Event Processing Applications may encounter invalid data as they operate over the infinite stream of events. Errors may include invalid data formats, nonsensical, missing or corrupt values, technical failures, or other unexpected scenarios.
How can an event processing application handle processing failures without terminating, or becoming stuck, when a message cannot be read?

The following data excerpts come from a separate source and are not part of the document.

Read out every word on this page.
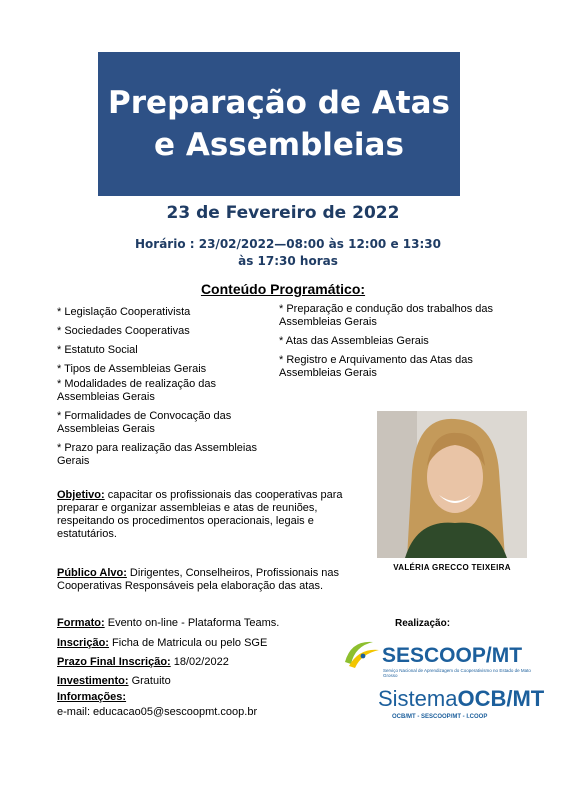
Preparação de Atas
e Assembleias
23 de Fevereiro de 2022
Horário : 23/02/2022—08:00 às 12:00 e 13:30 às 17:30 horas
Conteúdo Programático:
* Legislação Cooperativista
* Sociedades Cooperativas
* Estatuto Social
* Tipos de Assembleias Gerais
* Modalidades de realização das Assembleias Gerais
* Formalidades de Convocação das Assembleias Gerais
* Prazo para realização das Assembleias Gerais
* Preparação e condução dos trabalhos das Assembleias Gerais
* Atas das Assembleias Gerais
* Registro e Arquivamento das Atas das Assembleias Gerais
VALÉRIA GRECCO TEIXEIRA
Objetivo: capacitar os profissionais das cooperativas para preparar e organizar assembleias e atas de reuniões, respeitando os procedimentos operacionais, legais e estatutários.
Público Alvo: Dirigentes, Conselheiros, Profissionais nas Cooperativas Responsáveis pela elaboração das atas.
Formato: Evento on-line - Plataforma Teams.
Inscrição: Ficha de Matricula ou pelo SGE
Prazo Final Inscrição: 18/02/2022
Investimento: Gratuito
Informações:
e-mail: educacao05@sescoopmt.coop.br
Realização:
SESCOOP/MT
Serviço Nacional de Aprendizagem do Cooperativismo no Estado de Mato Grosso
SistemaOCB/MT
OCB/MT - SESCOOP/MT - I.COOP
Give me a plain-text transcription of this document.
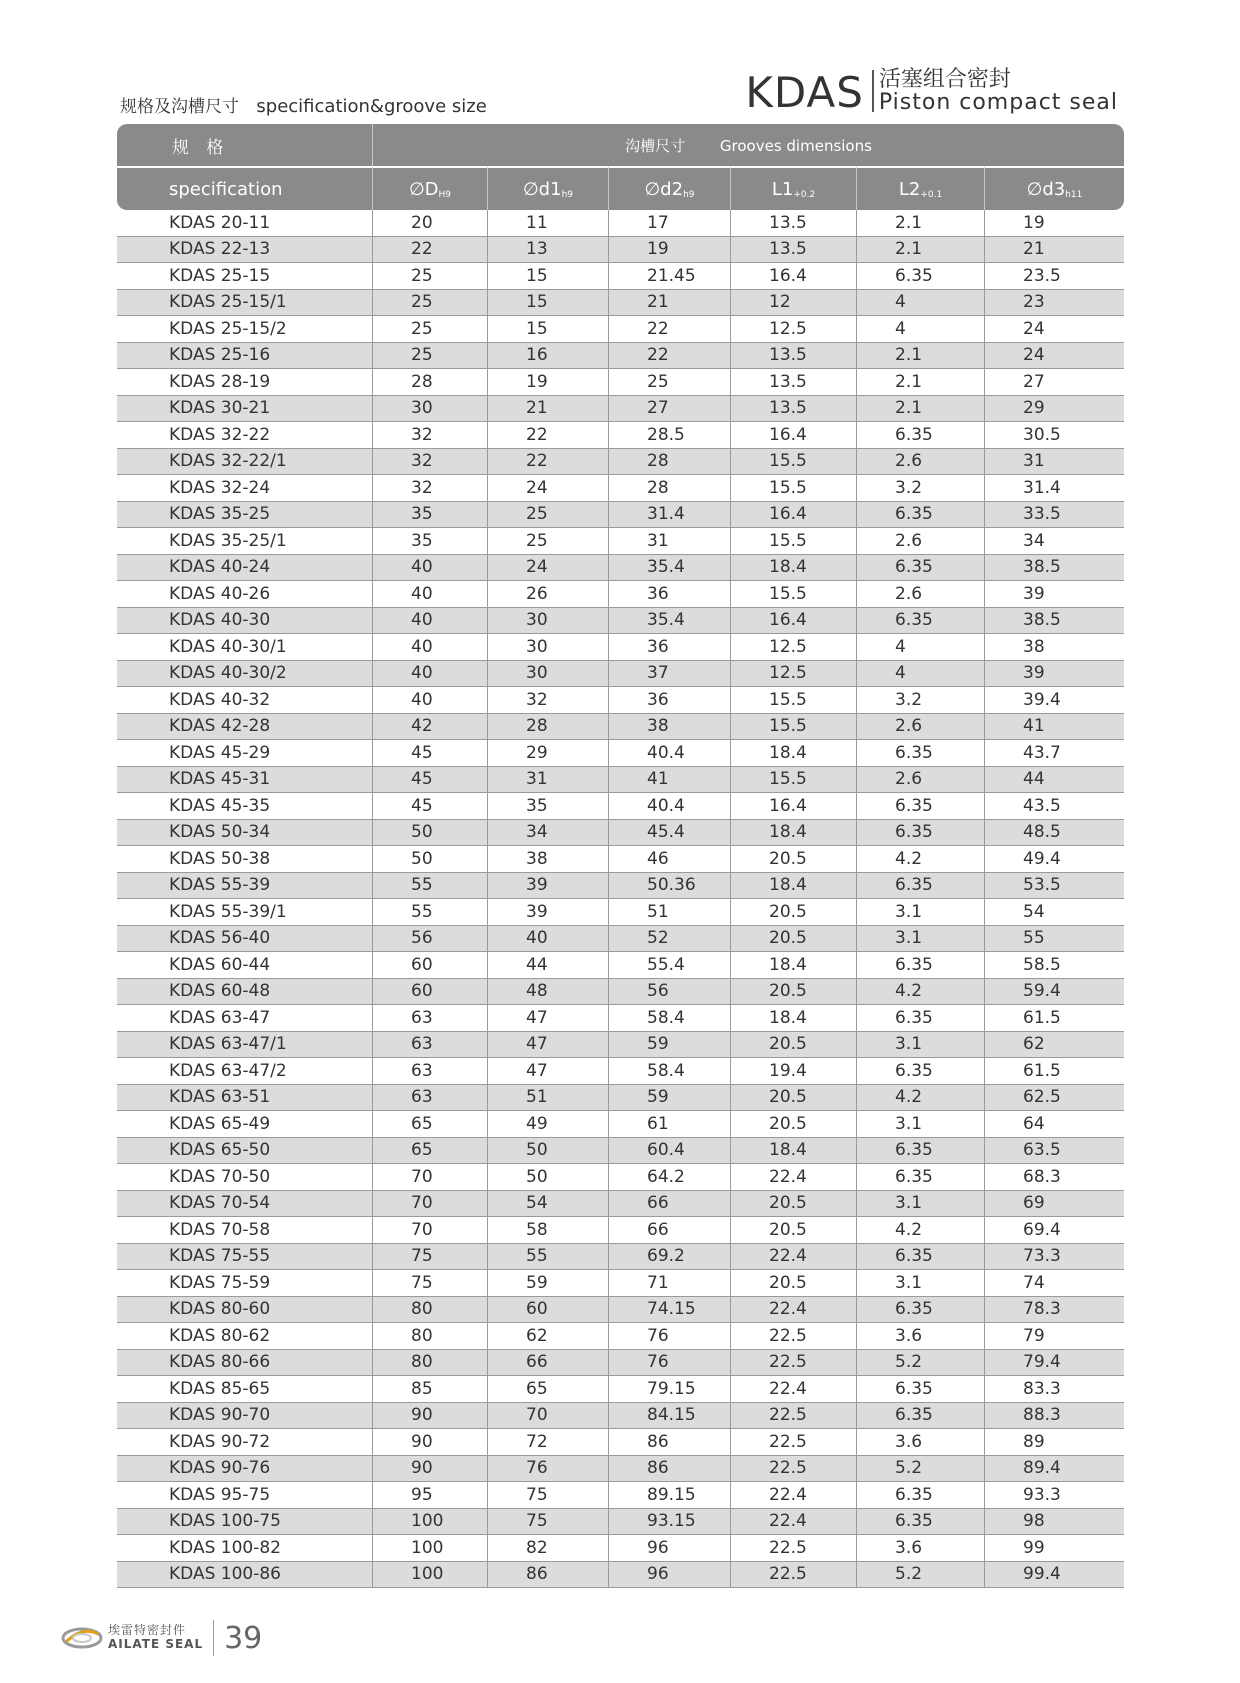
规格及沟槽尺寸 specification&groove size	KDAS 活塞组合密封
Piston compact seal
规 格	沟槽尺寸 Grooves dimensions					
specification	$\emptyset D_{H9}$	$\emptyset d1_{h9}$	$\emptyset d2_{h9}$	$L1_{+0.2}$	$L2_{+0.1}$	$\emptyset d3_{h11}$
KDAS 20-11	20	11	17	13.5	2.1	19
KDAS 22-13	22	13	19	13.5	2.1	21
KDAS 25-15	25	15	21.45	16.4	6.35	23.5
KDAS 25-15/1	25	15	21	12	4	23
KDAS 25-15/2	25	15	22	12.5	4	24
KDAS 25-16	25	16	22	13.5	2.1	24
KDAS 28-19	28	19	25	13.5	2.1	27
KDAS 30-21	30	21	27	13.5	2.1	29
KDAS 32-22	32	22	28.5	16.4	6.35	30.5
KDAS 32-22/1	32	22	28	15.5	2.6	31
KDAS 32-24	32	24	28	15.5	3.2	31.4
KDAS 35-25	35	25	31.4	16.4	6.35	33.5
KDAS 35-25/1	35	25	31	15.5	2.6	34
KDAS 40-24	40	24	35.4	18.4	6.35	38.5
KDAS 40-26	40	26	36	15.5	2.6	39
KDAS 40-30	40	30	35.4	16.4	6.35	38.5
KDAS 40-30/1	40	30	36	12.5	4	38
KDAS 40-30/2	40	30	37	12.5	4	39
KDAS 40-32	40	32	36	15.5	3.2	39.4
KDAS 42-28	42	28	38	15.5	2.6	41
KDAS 45-29	45	29	40.4	18.4	6.35	43.7
KDAS 45-31	45	31	41	15.5	2.6	44
KDAS 45-35	45	35	40.4	16.4	6.35	43.5
KDAS 50-34	50	34	45.4	18.4	6.35	48.5
KDAS 50-38	50	38	46	20.5	4.2	49.4
KDAS 55-39	55	39	50.36	18.4	6.35	53.5
KDAS 55-39/1	55	39	51	20.5	3.1	54
KDAS 56-40	56	40	52	20.5	3.1	55
KDAS 60-44	60	44	55.4	18.4	6.35	58.5
KDAS 60-48	60	48	56	20.5	4.2	59.4
KDAS 63-47	63	47	58.4	18.4	6.35	61.5
KDAS 63-47/1	63	47	59	20.5	3.1	62
KDAS 63-47/2	63	47	58.4	19.4	6.35	61.5
KDAS 63-51	63	51	59	20.5	4.2	62.5
KDAS 65-49	65	49	61	20.5	3.1	64
KDAS 65-50	65	50	60.4	18.4	6.35	63.5
KDAS 70-50	70	50	64.2	22.4	6.35	68.3
KDAS 70-54	70	54	66	20.5	3.1	69
KDAS 70-58	70	58	66	20.5	4.2	69.4
KDAS 75-55	75	55	69.2	22.4	6.35	73.3
KDAS 75-59	75	59	71	20.5	3.1	74
KDAS 80-60	80	60	74.15	22.4	6.35	78.3
KDAS 80-62	80	62	76	22.5	3.6	79
KDAS 80-66	80	66	76	22.5	5.2	79.4
KDAS 85-65	85	65	79.15	22.4	6.35	83.3
KDAS 90-70	90	70	84.15	22.5	6.35	88.3
KDAS 90-72	90	72	86	22.5	3.6	89
KDAS 90-76	90	76	86	22.5	5.2	89.4
KDAS 95-75	95	75	89.15	22.4	6.35	93.3
KDAS 100-75	100	75	93.15	22.4	6.35	98
KDAS 100-82	100	82	96	22.5	3.6	99
KDAS 100-86	100	86	96	22.5	5.2	99.4
埃雷特密封件
AILATE SEAL 39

When the event processing application cannot process an event for an unrecoverable reason, the problematic event is published to a “dead letter stream”. This stream stores the event allowing it to be logged, reprocessed later, or otherwise acted upon. Additional contextual information can be provided in the "dead letter event" to ease fault resolution later, such as details on why its processing failed.
Java Basic Kafka Consumer
while (keepConsuming) {
try {
final ConsumerRecords<K, V> records = consumer.poll(Duration.ofSeconds(1));
try {
eventProcessor.process(records);
} catch (Exception ex) {
deadEventReporter.report(/*Error Details*/);
}
}
catch (SerializationException se) {
deadEventReporter.report(/*Error Details*/);
}
}
Python Basic Kafka Consumer
while True:
try:
event = consumer.poll(1000)
except SerializerError as e:
deadEventReporter.report(e)
break
if msg.error():
deadEventReporter.report(msg.error())
continue
if msg is None:
continue
eventProcessor.process(msg)
What should real-world applications do with the events in the dead letter stream? Reprocessing events automatically will often lead to reorderings and hence the potential for corruption to downstream systems if the stream contains events that represent changing states of the same underlying entity, such as orders being booked, processed, or shipped. Manual reprocessing can be useful, but is often viewed more as an error log in many real-world implementations.